Transcrevo o post publicado no blogue "Da Literatura" acerca da homenagem prestada a Manoel de Oliveira pela Academia Nacional de Belas Artes, em que António Valdemar fez o elogio do cineasta. Não conheço o discurso de Valdemar e li apenas as referências de João Paulo Sousa. Mas parece-me que a imagem que ilustra o post, a de Júlio Dantas, tem por objectivo comparar a prosa de Valdemar à de Dantas, com o propósito de a ambos achincalhar. Não conheço a obra de Sousa, pois dele nada li, mas conheço a de Dantas. Também sei que é de bom tom menorizar ou mesmo ridicularizar a obra de Dantas. Isso acontece especialmente por parte de quem nunca o leu ou não tem entendimento para o compreender e apreciar. Se António Valdemar, no seu papel académico, se assemelha a Dantas, é só motivo para o cumprimentar. E creio bem que João Paulo Sousa, mesmo que o quisesse, jamais chegaria aos calcanhares de Júlio Dantas.
4 comentários:
«Nem a frase sutil,
nem o duelo sangrento...
É o amor coração,
é o amor sofrimento.
Uma lágrima... Um beijo...
Uns sinos a tocar…
Um parzinho que ajoelha
e que vai casar.
Tão simples tudo!
Amor, que de rosas se inflora:
Em sendo triste canta,
em sendo alegre chora!
O amor simplicidade,
o amor delicadeza...
Ai, como sabe amar,
a gente portuguesa!
Tecer de sol um beijo, e,
desde tenra idade,
Ir nesse beijo unindo o amor
com a amizade,
Numa ternura casta
e numa estima sã,
Sem saber distinguir entre
a noiva e a irmã...
Fazer vibrar o amor em
cordas misteriosas,
Como se em comunhão se
entendessem as rosas,
Como se todo o amor fosse
um amor somente...
Ai, como é diferente!
Ai, como é diferente!»
Do grande Júlio Dantas.
Quanto a não ter lido nada do que escrevi, não é exacto, visto que já leu, pelo menos, uma entrada do blogue (e será sinal de que já sabe ler); mas, se quiser, pode enviar-me uma morada do Médio Oriente, que terei muito gosto em libertá-lo desse estado de ignorância. Cumprimentos (e morra o Dantas, claro).
Quem é João Paulo Sousa?
PARA JOÃO PAULO SOUSA:
Regozijo-me não só porque leu Dantas mas porque o cita. E "A Ceia dos Cardeais" é uma magnífica peça da nossa literatura. Se quiser dar-se ao trabalho, poderá ler o que sobre ele escrevi, neste blogue, no passado mês de Maio.

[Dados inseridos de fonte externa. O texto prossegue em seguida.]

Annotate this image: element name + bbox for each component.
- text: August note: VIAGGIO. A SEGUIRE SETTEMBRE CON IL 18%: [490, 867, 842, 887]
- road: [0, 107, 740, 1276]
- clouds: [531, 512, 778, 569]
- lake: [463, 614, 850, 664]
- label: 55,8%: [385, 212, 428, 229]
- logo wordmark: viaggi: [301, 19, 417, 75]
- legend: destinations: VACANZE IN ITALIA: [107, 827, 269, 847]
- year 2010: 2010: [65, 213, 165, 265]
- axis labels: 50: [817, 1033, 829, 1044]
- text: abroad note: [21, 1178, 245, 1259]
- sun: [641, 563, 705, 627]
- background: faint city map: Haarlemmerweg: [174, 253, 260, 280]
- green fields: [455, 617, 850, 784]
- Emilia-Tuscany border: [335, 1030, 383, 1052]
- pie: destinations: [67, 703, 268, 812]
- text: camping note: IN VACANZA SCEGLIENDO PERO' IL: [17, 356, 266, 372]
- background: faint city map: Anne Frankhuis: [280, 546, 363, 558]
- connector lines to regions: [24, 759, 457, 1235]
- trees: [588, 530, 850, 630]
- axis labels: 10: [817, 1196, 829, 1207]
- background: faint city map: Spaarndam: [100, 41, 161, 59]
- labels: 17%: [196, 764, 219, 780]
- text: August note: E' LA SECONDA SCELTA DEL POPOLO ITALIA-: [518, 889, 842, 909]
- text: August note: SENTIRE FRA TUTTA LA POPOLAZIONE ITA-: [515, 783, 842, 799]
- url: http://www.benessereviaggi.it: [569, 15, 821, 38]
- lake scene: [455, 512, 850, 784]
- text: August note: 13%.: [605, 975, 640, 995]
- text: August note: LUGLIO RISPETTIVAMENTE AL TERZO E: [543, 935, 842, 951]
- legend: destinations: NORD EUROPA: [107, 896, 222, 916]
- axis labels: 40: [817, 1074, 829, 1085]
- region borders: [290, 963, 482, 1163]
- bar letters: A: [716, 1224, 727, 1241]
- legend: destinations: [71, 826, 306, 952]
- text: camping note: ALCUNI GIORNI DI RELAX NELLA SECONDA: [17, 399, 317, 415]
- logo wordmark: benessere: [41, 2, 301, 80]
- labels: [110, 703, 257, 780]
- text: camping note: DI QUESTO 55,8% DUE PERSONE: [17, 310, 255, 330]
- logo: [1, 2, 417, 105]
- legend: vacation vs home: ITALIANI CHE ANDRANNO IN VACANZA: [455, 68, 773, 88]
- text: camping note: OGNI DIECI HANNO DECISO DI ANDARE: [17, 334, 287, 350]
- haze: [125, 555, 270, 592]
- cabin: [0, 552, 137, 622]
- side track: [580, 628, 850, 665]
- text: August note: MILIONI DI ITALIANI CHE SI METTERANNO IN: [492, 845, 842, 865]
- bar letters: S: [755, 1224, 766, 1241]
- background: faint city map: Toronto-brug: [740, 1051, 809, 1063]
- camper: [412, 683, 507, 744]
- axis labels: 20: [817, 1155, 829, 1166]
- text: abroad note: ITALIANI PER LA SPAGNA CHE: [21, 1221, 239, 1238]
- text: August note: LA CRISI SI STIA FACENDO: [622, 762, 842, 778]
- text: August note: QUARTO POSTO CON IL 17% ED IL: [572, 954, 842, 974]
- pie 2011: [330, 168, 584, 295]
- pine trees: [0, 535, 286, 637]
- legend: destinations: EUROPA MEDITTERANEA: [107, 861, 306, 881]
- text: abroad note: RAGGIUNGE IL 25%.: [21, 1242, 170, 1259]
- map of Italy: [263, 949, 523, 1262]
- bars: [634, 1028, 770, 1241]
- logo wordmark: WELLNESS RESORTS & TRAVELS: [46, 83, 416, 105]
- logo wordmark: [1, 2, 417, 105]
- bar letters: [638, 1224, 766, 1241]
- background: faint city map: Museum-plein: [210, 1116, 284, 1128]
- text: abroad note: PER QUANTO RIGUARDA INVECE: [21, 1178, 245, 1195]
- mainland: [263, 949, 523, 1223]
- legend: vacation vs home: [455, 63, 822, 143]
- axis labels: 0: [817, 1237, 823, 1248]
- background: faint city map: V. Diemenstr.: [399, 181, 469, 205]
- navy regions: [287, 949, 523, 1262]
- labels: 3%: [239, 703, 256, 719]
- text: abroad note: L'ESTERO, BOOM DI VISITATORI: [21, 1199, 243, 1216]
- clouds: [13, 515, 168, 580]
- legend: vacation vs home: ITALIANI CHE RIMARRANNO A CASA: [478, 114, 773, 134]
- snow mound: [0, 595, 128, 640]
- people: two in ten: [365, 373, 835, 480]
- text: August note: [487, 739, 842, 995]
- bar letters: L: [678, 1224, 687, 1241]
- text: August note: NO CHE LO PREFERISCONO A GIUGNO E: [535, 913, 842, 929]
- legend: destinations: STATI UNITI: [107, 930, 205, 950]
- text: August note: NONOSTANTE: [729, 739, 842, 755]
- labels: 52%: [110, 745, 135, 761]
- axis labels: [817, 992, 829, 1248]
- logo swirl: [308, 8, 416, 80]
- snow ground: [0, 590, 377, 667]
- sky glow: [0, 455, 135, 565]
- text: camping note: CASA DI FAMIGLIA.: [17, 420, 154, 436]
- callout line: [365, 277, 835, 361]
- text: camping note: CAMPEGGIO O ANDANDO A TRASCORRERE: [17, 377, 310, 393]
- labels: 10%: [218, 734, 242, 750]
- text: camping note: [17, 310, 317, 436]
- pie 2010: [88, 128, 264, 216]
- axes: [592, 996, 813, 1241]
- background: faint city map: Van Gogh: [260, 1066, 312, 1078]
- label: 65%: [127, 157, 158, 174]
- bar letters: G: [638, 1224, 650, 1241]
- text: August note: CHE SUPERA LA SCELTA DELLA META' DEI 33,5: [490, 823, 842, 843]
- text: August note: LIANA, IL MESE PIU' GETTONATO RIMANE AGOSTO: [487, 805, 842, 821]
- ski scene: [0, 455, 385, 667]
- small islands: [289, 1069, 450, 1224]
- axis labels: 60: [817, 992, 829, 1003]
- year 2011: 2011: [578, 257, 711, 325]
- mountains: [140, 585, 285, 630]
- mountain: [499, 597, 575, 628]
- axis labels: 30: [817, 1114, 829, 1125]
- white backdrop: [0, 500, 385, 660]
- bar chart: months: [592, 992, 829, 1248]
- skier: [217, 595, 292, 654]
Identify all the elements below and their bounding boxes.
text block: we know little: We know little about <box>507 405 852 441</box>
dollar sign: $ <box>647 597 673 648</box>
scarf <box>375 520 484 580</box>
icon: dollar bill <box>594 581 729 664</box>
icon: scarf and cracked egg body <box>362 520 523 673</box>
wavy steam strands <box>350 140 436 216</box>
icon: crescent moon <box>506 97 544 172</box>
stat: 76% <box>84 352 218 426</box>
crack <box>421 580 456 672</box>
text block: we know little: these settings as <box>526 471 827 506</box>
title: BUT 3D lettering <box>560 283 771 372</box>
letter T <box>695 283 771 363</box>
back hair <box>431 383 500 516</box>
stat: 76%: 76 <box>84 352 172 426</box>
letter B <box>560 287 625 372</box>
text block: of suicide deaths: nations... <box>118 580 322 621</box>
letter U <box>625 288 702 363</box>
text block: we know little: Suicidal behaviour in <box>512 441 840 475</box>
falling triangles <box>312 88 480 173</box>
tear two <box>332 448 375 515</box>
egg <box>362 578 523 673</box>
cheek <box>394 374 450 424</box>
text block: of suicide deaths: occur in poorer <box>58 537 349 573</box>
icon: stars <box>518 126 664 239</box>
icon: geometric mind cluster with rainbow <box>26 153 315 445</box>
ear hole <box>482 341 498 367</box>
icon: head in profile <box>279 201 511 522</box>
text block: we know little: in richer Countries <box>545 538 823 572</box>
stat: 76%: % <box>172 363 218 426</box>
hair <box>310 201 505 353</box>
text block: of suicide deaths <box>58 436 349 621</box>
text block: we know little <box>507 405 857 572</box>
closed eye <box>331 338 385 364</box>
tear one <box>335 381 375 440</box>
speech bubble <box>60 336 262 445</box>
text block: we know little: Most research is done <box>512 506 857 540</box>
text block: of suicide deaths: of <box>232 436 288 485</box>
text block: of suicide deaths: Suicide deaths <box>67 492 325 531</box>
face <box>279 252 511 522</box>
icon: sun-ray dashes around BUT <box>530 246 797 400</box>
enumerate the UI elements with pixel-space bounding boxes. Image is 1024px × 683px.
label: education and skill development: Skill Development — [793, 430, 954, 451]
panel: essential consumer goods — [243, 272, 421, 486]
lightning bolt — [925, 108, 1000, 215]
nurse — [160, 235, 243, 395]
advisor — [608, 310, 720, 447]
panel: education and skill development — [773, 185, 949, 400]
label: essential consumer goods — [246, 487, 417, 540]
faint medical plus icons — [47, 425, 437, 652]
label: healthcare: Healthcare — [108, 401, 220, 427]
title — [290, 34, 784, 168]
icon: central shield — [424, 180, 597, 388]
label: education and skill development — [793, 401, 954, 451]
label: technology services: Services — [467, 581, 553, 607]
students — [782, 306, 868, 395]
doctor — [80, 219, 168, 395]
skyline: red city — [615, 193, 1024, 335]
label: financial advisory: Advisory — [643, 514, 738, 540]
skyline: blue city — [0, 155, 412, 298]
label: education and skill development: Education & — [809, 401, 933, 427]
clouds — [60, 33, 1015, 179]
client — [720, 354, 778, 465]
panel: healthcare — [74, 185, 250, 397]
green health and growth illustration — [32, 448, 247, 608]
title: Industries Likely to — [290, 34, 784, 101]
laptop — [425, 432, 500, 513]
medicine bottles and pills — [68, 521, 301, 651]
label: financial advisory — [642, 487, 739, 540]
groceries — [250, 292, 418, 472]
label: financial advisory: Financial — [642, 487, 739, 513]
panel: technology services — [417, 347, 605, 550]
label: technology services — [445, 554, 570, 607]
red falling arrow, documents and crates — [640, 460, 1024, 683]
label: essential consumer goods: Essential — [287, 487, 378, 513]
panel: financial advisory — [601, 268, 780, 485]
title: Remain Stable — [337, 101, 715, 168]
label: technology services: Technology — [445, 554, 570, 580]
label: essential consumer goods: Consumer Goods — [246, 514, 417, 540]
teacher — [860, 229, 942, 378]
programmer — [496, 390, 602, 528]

Retribuo os cumprimentos mas não compartilho do "morra o Dantas". Continuo a achar que o Almada, que ainda conheci pessoalmente, e que foi um grande artista, não teve razão, a não ser por exibicionismo, de ter invectivado o Dantas como o fez. Aliás tal publicidade acabou por aproveitar também ao Dantas. É a vida.
João Paulo Sousa, naturalmente, não passa de um ignorante da literatura portuguesa.